I've had Metro Ethernet through Qwest at a site for two years now, which 
replaced their DS3.
The cost was a lot cheaper than the fractional DS3, and in a phone call I can 
boost the bandwidth on the fly up to 100mbps.
It's helpful the handoff is about 6 ft from a SHNS cabinet, but I have been 
very happy with it.


From: John Aldrich [mailto:[email protected]]
Sent: Wednesday, March 31, 2010 6:35 AM
To: NT System Admin Issues
Subject: RE: WAN over ethernet?

We have "Metro Ethernet" here for internet. I guess we could do without 
routers, but we would still need a firewall. Unfortunately, since we didn't 
want to change our IP, and our ISP ran out of IPs in the same range, we 
couldn't keep it without a router. Point is, Metro-E works for us, at least for 
two of our three internet connections. We don't have any point-to-point 
connections, but it's something I've looked at.

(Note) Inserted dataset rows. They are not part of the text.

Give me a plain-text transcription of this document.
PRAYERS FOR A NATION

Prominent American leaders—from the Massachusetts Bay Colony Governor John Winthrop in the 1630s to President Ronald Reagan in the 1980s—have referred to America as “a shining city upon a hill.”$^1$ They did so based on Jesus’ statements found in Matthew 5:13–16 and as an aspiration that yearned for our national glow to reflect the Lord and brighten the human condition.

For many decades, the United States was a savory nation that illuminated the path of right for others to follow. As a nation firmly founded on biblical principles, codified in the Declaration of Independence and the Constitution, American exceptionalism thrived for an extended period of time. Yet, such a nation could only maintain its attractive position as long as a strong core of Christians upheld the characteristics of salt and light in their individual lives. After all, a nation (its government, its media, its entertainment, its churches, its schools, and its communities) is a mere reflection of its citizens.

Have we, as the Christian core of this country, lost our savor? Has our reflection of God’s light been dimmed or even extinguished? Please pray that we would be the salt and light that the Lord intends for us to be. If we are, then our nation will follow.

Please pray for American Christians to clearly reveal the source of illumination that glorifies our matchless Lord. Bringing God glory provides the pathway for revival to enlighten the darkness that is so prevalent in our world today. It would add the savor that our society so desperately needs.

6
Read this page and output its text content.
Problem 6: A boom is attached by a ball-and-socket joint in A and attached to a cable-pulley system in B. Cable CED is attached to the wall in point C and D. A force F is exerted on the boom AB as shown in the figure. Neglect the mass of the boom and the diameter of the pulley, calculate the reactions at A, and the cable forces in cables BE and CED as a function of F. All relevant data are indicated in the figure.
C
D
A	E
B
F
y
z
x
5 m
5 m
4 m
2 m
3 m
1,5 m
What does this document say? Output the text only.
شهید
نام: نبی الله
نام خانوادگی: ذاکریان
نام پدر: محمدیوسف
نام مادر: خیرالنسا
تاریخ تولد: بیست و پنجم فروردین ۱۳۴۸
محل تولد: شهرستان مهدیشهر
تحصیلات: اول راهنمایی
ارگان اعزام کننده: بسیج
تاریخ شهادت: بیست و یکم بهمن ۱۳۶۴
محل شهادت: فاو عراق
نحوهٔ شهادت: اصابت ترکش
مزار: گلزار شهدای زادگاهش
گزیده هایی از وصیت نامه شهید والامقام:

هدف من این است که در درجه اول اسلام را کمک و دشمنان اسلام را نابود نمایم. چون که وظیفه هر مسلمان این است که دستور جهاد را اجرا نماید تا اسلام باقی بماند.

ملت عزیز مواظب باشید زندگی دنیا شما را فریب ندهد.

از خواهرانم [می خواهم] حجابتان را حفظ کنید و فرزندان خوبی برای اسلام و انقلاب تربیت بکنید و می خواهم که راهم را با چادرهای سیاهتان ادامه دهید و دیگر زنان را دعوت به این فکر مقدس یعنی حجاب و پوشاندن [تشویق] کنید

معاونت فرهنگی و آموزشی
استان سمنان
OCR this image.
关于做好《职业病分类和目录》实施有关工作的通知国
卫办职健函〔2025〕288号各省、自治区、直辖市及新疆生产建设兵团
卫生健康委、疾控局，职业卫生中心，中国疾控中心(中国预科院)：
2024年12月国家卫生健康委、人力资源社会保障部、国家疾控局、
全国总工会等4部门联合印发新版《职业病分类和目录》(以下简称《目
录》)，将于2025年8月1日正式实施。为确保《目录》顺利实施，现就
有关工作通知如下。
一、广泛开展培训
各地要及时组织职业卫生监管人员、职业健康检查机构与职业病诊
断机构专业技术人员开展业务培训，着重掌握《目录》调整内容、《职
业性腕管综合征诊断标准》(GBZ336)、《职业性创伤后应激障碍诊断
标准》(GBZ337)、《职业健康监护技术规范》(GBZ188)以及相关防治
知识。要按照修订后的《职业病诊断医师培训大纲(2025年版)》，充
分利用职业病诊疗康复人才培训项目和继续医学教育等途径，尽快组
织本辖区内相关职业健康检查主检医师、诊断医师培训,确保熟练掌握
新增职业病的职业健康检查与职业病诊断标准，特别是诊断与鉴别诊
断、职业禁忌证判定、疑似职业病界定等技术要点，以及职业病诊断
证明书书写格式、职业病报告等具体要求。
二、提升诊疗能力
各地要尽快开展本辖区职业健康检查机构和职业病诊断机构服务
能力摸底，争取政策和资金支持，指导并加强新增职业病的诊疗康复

It doesn't make sense for us at 
this time as we don't have a unified phone system and our email is hosted by 
our ISP. I have plans to change that, so maybe we'll want to go the PTP route 
ourselves. :)

[cid:[email protected]][cid:[email protected]]

From: Tom Miller [mailto:[email protected]]
Sent: Wednesday, March 31, 2010 9:28 AM
To: NT System Admin Issues
Subject: WAN over ethernet?

Yesterday I had a discussion with our Internet/point-to-point provider.  I am 
considering increasing my point-to-point bandwidth connections at all of my 
sites.  Cox, my provider, has a new product called "Metro Ethernet" which 
essentially brings ethernet to the WAN, and this would be an option.  My PTP 
connections would be replaced with ethernet.  I could plug the ethernet cable 
into my router or for small sites just right into the office switch (and vlan 
do whatever as I would please).  Cox tells me this is the "next generation" of 
WAN routing.  It would be up to me to tag traffic that I consider critical 
(voice, ICA, etc) which would receive priority.  Easy enough.

Here is some info:  http://www.coxbusiness.com/products/data/metroethernet.html

This could simplify things here and I would not have to purchase routers for 
all of my remote sites if I didn't want to do so.  And for my core switches 
here I wouldn't need those expensive PRI/T1 cards that I currently use.

Anyone using this?  I'm not a routing expert (I do enough to get the sites 
connected but spend most of my time on other things) so opinions/comments 
appreciated.  Cost-wise it's a little more per month but with less hardware it 
would probably be a wash.

If it matters my Cox point-to-point circuits are very reliable and rarely go 
down.  Only the type-2 circuits have issues (Verizon issues usually).